Sangwhan: I've been saying this, they say it's because of hardware.

Ken: how does the hardware look in five years?

Sanghwan: Exactly.

Ken: what hardware? Intel, Apple? Might differ.

Sangwhan: I suggested.. if there's hardware that doesn't support it I suggested it should throw, they said no.. suggested canPlay type mechanism to probe if you can do it... they said no. ... Invite these people to a call? Issues are difficult because you need a lot of background to get started. ... Push to plenary.. see if chairs can help.

Discussed Sep 1, 2021 (See Github)

Ken: sounds like this has support from Google and Microsoft...

Dan: last comment from anssi sums it up well. They have made a numnber of changes based on our feedback. It's all tracked in their repo. They have transitioned from CG to WG in the mean time.

Ken: leaves comment on readability of code examples

Dan: leaves comment asking about multistakeholder support

Sangwhan: I [still] have some concerns regarding the design of that API (in particular, the low level nature of it) [but] feel free to close

Comment by @anssiko Sep 2, 2021 (See Github)

The Web Machine Learning WG (we transition from a CG into a WG during the TAG review!) has now addressed all TAG review feedback. We tracked your feedback in the Web Neural Network API GH repo issues with a "tag-tracker" label: https://github.com/webmachinelearning/webnn/issues?q=label%3Atag-tracker+is%3Aclosed

On behalf of the group, I want to thank @cynthia and the TAG for the careful review. With your feedback, the specification was substantially improved. Please do not hesitate to reach out to us with any further feedback or questions.

Comment by @kenchris Sep 16, 2021 (See Github)

Just a side-note here:

When I see code snippets like

return builder.add(
          builder.max(0, x),
          builder.mul(
            builder.constant(options.alpha), 
            builder.sub(
              builder.exp(builder.min(builder.constant(0), x)), 
              builder.constant(1))));

I am wondering if that can be made more readable when/if the pipeline operator lands in JavaScript https://github.com/tc39/proposal-pipeline-operator

It might make sense to look through examples like this as see if these fit well with pipeline operator or any change should be made

Comment by @torgo Sep 16, 2021 (See Github)

Hi @anssiko - thanks for this and for tracking this so excellently. It certainly seems the group has taken a lot of the TAG feedback onboard. Before closing, I still have a concern about multi-implementer support. Currently it doesn't seem like there is a Chrome Status entry for this API. What if any signals do you have from other implementers (e.g. is there is a Mozilla standards position)? As the group is a wg now (which is great) you'll definitely need to have multiple implementations. What's the plan for that and what's the plan for trialing this with developers?

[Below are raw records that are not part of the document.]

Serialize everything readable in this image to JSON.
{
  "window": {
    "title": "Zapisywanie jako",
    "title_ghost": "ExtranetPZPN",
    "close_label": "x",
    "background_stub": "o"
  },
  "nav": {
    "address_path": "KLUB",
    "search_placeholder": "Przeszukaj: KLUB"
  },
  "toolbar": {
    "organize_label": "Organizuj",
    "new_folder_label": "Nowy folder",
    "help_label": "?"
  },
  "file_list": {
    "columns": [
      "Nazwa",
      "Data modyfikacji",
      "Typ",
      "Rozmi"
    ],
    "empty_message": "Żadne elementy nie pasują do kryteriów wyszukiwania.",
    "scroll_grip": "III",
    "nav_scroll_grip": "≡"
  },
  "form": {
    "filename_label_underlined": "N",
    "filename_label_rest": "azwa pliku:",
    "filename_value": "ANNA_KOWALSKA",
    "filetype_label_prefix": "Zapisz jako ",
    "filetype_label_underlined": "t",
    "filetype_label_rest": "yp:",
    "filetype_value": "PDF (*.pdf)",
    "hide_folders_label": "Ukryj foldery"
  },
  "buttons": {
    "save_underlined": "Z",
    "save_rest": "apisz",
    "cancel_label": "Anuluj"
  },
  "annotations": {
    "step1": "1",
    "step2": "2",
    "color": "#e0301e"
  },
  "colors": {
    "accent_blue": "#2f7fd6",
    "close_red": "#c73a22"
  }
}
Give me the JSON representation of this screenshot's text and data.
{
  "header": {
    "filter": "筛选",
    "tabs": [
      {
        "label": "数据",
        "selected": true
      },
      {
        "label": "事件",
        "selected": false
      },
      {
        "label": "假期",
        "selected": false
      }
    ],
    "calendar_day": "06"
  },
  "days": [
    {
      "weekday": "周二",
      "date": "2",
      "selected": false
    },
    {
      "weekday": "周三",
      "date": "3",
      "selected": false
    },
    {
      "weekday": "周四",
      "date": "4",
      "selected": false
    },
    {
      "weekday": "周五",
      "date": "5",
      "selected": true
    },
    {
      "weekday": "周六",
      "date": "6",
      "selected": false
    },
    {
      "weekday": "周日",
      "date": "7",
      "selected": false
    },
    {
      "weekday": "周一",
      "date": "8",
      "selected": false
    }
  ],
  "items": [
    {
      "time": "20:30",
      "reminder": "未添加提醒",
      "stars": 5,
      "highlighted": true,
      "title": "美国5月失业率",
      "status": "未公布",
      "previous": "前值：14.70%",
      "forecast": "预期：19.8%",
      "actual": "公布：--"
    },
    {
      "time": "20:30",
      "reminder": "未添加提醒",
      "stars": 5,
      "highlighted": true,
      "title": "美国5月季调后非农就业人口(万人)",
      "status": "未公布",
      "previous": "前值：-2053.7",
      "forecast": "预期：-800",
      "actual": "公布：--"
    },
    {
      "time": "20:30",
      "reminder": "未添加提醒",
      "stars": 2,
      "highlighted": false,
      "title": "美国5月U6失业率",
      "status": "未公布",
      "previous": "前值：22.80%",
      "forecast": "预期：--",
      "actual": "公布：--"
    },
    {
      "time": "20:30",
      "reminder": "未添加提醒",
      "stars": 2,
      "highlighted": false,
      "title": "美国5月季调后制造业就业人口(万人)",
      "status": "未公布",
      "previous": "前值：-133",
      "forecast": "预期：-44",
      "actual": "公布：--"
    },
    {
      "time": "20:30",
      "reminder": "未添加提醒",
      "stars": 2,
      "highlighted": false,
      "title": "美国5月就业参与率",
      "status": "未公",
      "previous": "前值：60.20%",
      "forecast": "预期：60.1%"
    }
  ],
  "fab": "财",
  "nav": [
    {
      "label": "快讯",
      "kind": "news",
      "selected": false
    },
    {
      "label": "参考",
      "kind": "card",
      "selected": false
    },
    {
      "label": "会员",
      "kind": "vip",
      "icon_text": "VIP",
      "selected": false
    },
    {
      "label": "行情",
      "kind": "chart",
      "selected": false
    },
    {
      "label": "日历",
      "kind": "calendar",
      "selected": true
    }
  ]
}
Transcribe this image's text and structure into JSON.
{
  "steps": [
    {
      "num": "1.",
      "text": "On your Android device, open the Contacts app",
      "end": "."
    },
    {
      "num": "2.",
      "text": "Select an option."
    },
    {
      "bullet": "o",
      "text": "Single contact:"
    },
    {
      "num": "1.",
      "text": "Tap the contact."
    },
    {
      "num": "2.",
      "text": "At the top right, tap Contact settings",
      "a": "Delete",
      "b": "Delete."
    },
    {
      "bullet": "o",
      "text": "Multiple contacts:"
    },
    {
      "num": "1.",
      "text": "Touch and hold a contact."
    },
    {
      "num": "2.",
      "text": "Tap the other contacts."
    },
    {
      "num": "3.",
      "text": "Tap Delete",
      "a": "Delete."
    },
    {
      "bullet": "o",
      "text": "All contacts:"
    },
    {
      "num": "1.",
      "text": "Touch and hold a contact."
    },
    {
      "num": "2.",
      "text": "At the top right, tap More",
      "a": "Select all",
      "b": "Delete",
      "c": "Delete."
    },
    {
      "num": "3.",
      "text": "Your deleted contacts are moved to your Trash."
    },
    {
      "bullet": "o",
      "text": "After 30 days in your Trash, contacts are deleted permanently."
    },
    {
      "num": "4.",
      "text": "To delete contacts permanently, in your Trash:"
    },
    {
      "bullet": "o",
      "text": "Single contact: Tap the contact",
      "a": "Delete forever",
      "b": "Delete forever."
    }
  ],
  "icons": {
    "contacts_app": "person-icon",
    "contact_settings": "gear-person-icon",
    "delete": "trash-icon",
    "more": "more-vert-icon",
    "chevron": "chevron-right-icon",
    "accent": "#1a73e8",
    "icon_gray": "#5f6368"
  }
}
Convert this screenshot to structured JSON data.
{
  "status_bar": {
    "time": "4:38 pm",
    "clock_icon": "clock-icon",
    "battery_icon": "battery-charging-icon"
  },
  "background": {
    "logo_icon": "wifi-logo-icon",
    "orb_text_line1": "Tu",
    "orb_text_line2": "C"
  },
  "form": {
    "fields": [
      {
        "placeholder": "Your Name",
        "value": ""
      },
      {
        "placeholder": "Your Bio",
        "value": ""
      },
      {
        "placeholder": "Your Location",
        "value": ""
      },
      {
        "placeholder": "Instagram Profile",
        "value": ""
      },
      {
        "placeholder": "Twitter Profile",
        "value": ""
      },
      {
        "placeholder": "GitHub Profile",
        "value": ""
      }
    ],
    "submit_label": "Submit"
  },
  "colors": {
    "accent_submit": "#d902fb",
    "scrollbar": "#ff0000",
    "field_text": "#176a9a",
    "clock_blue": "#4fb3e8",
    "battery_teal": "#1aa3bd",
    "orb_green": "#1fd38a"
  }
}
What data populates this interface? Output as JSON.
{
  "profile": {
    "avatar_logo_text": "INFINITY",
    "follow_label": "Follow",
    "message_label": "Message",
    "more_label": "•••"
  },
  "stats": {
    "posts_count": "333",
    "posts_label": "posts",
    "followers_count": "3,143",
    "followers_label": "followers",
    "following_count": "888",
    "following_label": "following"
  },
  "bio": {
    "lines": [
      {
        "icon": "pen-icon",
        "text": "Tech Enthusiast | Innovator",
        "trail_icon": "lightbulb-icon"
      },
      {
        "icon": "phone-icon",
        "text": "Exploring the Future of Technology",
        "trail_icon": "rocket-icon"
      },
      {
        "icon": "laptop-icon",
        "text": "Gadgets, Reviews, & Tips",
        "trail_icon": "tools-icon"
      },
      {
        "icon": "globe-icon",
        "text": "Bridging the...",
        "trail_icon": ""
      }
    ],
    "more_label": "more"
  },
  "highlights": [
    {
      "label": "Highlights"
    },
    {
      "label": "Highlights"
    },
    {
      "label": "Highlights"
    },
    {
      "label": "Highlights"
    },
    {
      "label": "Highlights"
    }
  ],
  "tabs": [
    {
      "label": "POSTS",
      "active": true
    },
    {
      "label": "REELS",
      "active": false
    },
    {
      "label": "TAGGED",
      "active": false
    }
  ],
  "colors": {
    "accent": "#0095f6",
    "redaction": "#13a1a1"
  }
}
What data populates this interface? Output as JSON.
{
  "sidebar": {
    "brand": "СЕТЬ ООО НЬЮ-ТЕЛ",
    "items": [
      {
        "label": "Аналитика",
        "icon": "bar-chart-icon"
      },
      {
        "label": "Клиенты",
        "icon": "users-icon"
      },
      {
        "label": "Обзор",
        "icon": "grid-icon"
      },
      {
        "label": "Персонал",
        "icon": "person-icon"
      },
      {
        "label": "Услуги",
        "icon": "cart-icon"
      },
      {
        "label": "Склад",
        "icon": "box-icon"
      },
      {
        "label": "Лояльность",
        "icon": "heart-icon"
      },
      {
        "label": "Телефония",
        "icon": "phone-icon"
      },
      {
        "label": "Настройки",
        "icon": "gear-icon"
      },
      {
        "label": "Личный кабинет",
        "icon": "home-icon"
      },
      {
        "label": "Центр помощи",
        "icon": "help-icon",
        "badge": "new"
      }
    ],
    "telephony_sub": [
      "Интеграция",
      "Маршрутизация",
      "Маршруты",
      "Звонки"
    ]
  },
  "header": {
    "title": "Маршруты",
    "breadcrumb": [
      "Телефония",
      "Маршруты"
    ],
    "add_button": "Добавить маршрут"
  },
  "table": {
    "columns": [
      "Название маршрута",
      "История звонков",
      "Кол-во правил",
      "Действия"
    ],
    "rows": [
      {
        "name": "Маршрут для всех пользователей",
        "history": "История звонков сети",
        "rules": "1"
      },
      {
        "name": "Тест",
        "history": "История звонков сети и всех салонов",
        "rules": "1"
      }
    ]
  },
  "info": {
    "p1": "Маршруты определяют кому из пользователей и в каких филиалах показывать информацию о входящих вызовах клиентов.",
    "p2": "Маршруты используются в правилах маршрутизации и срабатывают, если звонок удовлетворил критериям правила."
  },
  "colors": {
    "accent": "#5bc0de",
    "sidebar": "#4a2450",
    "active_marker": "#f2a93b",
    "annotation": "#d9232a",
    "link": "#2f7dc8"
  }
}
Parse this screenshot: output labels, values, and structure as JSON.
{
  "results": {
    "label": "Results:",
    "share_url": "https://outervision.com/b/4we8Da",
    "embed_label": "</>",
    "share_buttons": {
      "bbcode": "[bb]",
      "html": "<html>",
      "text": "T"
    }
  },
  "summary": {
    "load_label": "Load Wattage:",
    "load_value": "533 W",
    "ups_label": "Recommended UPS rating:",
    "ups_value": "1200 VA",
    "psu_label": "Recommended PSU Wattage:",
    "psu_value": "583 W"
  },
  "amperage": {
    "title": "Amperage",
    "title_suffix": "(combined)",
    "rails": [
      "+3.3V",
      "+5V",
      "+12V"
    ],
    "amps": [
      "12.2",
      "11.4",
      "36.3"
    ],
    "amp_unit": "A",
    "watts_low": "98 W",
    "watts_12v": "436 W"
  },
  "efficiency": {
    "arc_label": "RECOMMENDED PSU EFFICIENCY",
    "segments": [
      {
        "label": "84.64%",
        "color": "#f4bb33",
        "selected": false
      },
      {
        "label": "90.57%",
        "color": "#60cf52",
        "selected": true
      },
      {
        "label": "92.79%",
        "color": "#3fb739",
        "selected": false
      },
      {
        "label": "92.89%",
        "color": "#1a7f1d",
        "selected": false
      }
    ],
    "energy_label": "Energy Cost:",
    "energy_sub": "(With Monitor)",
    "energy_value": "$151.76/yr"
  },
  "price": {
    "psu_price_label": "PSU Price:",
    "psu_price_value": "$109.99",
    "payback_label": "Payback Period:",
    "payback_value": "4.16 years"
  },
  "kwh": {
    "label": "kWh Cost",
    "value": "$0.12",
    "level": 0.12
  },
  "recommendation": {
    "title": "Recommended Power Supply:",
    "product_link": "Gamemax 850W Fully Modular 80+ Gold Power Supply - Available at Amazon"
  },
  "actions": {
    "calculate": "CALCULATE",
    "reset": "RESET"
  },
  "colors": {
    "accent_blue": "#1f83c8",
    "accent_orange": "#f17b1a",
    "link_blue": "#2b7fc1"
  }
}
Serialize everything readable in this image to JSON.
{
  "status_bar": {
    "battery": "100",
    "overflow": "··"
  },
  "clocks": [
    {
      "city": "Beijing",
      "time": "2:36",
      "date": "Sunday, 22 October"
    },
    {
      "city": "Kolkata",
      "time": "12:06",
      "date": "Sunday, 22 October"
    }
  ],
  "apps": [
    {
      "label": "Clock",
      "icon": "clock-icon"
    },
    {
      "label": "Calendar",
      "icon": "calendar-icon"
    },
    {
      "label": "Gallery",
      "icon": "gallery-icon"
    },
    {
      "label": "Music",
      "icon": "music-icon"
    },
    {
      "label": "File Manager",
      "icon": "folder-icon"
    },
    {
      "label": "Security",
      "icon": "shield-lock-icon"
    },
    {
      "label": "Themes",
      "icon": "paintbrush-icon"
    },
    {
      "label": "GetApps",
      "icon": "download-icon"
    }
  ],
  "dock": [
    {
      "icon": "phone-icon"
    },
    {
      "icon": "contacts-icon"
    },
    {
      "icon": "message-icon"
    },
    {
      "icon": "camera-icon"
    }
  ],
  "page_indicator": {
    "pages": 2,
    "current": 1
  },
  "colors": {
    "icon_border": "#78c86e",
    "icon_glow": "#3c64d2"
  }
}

Comment by @anssiko Sep 16, 2021 (See Github)

The WG is aware of multiple work-in-progress implementations that use independent backend implementations, building on top of existing major platform APIs, across major OSes.

Some group participants hinted we may hear more at WebML WG's TPAC meeting, including information on developer-facing trial plans.

Thank you!

Comment by @cynthia Oct 19, 2021 (See Github)

Sorry for the delay, we discussed this at length over multiple calls and while there have been some disagreements on the design principles of the API - we don't think it's critical enough to warrant an unsatisfied resolution. We're happy to see this work proceed. Thank you for bringing this to our attention.